Lung cancer prevalence in older women will see the biggest increase and will double from 2010 to 2040, while prevalence in older men is expected to decrease due to a dramatic decline in smoking among men in England since the 1970s.
The sharp rise cancer prevalence will likely be due to; the ageing population, increasing incidence and increasing cancer survival.
Ciarán Devane, chief executive at Macmillan Cancer Support, said: "The care of older cancer patients is the ticking time bomb for society. These stark predictions should act as a warning to the NHS and social care providers of the problems ahead if older cancer patients are not offered the best treatment and support.
"We have a moral duty to give people the best chance of beating cancer, regardless of their age.
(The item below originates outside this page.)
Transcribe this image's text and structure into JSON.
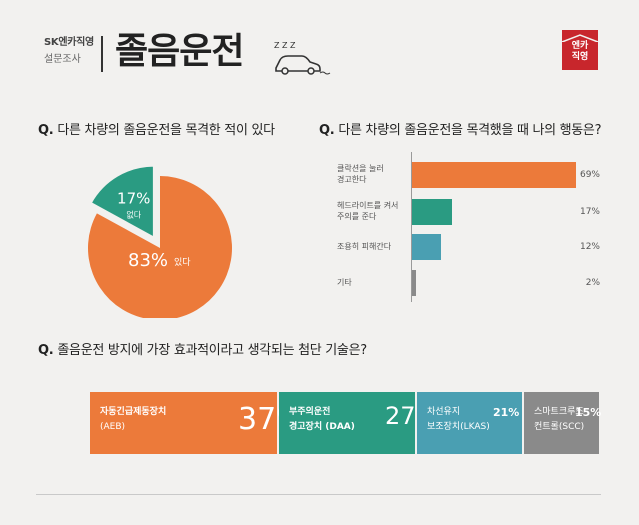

For cancer survival to improve, older people must be given the right treatment at the correct level of intensity, together with the practical support to enable them to take it up."
Macmillan, in partnership with Age UK and the Department of Health, has set up five pilots.
Cancer patients are facing barriers to getting the best care and treatment including; under treatment; a lack of practical support at home preventing going to hospital to get treatment; and poor management of non-cancer related health problems.
Professor Henrik Møller, one of the study authors at King's College London, said the research showed an increased demand upon health services in the coming decades.
The aim of the research has been to provide long term projections of cancer prevalence in the UK.